Vault transactions can lose value to front-running, sandwich attacks, and other transaction ordering exploits.

What to look for:

• Swap execution quality (slippage, routing)

• Liquidation exposure in lending strategies

• Rebalancing predictability (can strategies be front-run?)

• Use of private mempools or MEV protection

MEV exposure affects net returns and can compound during high-volatility periods.

Tokenized Asset Legal Risk

Tokenized assets carry legal structure risks beyond smart contract risk.

What to evaluate:

• Bankruptcy remoteness: Is the token holder’s claim protected if the issuer fails?

• Redemption rights: What are the contractual redemption mechanics and timelines?

• Governing law: What jurisdiction governs disputes? Is it enforceable?

• Regulatory status: What regulatory regime applies, and is distribution/transfer compliant in relevant jurisdictions (e.g., registration, exemptions, or restrictions)?

Stress Scenarios

These risks interact under stress:

Market crash with high redemptions: Liquidity queues extend. Oracle feeds may lag. Curator response becomes critical. Underlying protocol pauses cascade.
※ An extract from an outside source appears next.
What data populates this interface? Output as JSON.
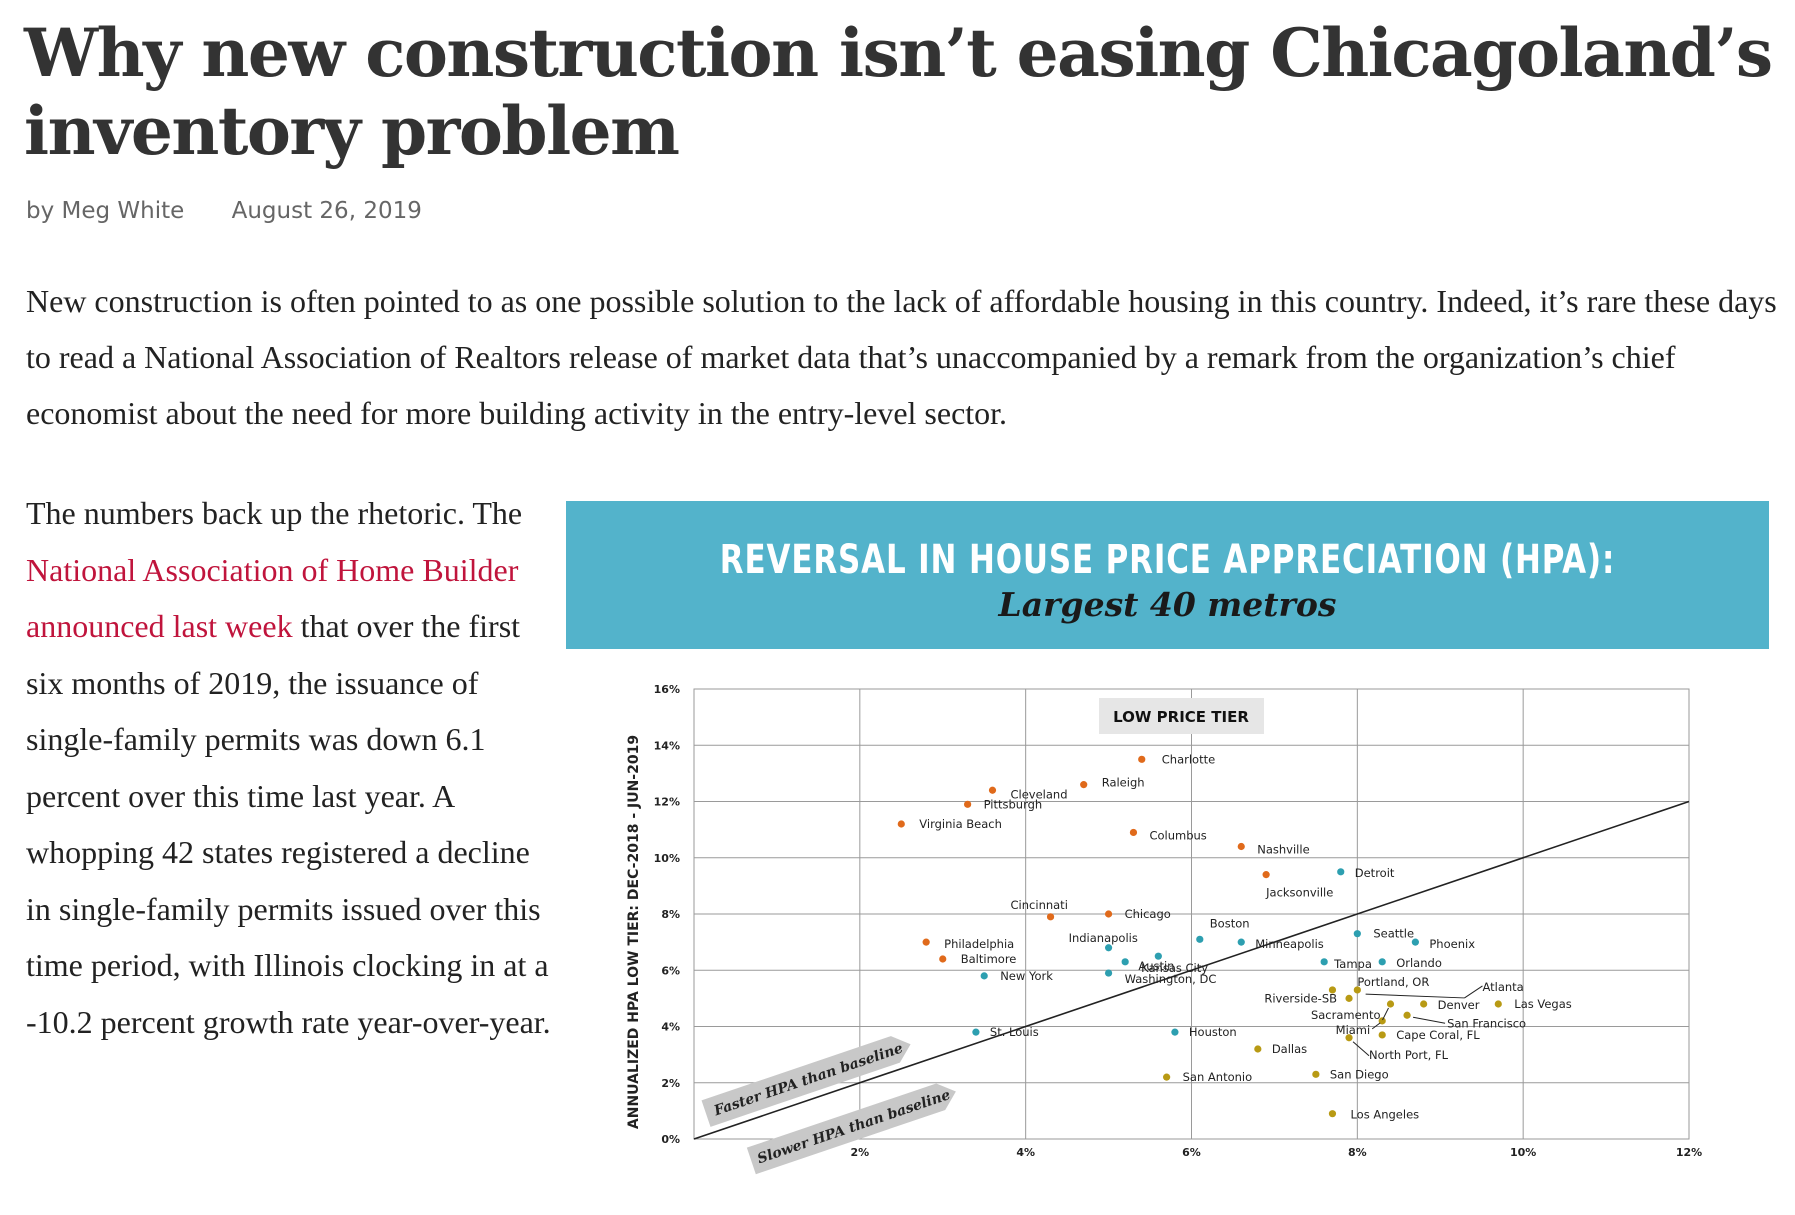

Exploit in integrated protocol: Smart contract losses flow through. Affected positions may be unrecoverable. Emergency response speed matters.

Compromised curator key: Malicious transactions possible within delegate authority. Revocation speed determines damage.

Monitoring Triggers

These thresholds are illustrative. Appropriate triggers depend on vault architecture, your liquidity needs, and risk tolerance. Define your triggers before they are needed.